Halloween poems

Author: Myra Cohn Livingston
Illustrator: Stephen Gammell
Year: 1989
Publisher: Holiday House

Stephen Gammell is one of the most recognized masters of visual horror. His most famous work in this genre remains the series of Scary Stories to Tell in the Dark by Alvin Schwartz. These collections were published over the course of a decade, until Schwartz’s death in 1992. Decades later, a feature film adaptation was released, with the visual atmosphere deeply inspired by Gammell’s haunting illustrations.

Online, you can find countless stories of children who used to pore over these books for hours — secretly, under the covers, with a flashlight — shivering from that peculiar blend of fear and fascination. But Scary Stories are not the only eerie books shaped by Gammell’s imagination. Vampires, werewolves, and ghosts have inhabited his visual world since the early 1970s, and seem to have never left it.

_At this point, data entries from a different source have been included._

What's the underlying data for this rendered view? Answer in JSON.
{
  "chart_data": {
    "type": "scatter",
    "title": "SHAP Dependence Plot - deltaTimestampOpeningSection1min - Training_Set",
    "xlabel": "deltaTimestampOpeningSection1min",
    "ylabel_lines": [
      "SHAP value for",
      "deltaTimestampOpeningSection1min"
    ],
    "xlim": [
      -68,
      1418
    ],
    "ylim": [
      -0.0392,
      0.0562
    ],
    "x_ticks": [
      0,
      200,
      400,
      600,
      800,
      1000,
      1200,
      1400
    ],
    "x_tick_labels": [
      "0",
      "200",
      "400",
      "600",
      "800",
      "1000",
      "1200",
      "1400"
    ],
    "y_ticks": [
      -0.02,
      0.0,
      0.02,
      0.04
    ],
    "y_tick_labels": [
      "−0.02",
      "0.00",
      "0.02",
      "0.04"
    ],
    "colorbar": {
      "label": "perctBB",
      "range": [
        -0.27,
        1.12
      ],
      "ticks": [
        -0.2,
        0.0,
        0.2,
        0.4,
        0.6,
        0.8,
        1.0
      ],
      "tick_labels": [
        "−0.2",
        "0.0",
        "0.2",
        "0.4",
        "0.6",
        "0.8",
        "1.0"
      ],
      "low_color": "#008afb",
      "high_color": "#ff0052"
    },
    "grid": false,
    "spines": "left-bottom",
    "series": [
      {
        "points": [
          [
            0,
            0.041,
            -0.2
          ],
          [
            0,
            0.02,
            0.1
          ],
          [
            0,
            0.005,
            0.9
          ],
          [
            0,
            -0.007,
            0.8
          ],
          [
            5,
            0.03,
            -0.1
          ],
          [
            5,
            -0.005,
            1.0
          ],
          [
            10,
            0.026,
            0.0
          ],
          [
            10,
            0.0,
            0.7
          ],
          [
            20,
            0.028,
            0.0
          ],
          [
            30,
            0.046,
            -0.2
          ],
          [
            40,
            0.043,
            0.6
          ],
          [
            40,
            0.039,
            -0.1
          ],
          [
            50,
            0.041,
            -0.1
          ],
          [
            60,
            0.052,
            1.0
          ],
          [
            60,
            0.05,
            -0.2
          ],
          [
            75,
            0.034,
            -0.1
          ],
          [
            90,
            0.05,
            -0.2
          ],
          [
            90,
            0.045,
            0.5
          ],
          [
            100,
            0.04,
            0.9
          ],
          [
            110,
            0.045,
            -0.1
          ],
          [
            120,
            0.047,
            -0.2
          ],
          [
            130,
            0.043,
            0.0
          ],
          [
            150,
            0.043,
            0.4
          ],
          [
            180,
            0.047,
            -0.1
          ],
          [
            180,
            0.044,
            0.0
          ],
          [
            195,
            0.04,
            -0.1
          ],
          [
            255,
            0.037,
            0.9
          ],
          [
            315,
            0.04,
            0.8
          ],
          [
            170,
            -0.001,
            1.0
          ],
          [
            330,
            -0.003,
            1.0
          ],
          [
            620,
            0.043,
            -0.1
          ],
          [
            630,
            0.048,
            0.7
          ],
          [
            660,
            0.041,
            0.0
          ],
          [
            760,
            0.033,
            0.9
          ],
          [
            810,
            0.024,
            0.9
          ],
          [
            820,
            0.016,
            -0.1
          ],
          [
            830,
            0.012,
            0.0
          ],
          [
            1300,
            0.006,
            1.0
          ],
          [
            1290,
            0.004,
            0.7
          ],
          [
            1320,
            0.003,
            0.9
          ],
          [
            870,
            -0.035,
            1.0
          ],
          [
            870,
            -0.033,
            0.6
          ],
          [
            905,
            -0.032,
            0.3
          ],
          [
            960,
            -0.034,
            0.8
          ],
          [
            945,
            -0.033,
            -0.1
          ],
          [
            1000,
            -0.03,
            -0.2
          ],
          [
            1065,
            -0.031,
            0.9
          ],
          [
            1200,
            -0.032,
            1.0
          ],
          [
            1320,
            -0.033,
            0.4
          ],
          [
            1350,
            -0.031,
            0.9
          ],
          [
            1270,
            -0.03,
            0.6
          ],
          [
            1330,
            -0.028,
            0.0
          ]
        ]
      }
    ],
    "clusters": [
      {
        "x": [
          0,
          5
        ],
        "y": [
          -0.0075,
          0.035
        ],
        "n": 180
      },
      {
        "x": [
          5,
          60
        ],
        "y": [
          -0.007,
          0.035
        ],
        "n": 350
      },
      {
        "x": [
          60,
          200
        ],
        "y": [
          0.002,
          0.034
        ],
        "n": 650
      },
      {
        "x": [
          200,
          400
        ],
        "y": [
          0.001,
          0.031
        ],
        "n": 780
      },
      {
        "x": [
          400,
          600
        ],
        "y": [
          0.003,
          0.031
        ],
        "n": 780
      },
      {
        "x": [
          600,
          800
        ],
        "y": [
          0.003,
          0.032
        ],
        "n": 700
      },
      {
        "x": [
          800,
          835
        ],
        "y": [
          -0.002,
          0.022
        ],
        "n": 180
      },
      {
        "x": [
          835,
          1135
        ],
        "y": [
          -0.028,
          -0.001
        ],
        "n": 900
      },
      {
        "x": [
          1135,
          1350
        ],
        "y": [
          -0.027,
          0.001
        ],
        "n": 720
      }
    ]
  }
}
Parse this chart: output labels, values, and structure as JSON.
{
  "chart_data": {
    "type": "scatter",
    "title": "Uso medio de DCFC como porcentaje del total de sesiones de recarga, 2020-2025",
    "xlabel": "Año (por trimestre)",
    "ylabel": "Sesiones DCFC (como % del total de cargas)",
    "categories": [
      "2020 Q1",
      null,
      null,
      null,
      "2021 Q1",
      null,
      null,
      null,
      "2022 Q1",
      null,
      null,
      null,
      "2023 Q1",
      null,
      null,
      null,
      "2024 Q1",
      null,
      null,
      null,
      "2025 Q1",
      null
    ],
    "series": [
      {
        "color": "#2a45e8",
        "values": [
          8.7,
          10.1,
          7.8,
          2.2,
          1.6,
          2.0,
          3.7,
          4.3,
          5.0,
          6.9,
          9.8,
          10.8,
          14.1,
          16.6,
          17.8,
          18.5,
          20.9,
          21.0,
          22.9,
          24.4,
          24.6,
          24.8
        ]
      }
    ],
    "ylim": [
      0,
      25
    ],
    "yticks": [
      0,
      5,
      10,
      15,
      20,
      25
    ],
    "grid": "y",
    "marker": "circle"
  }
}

The collection Halloween Poems by Myra Cohn Livingston, illustrated by Gammell, came out in 1989 — the golden age of spooky and gothic children’s literature. It’s a set of eighteen short Halloween verses, playful and unsettling at once, where the artist’s distinctive line and color conjure a mysterious, slightly surreal mood.

It’s worth noting that although many readers associate Gammell’s name primarily with “scary stories,” they make up only a small part of his creative work. In that very same 1989, another book he illustrated — Song and Dance Man by Karen Ackerman — received the Caldecott Medal, the highest honor for American picture books.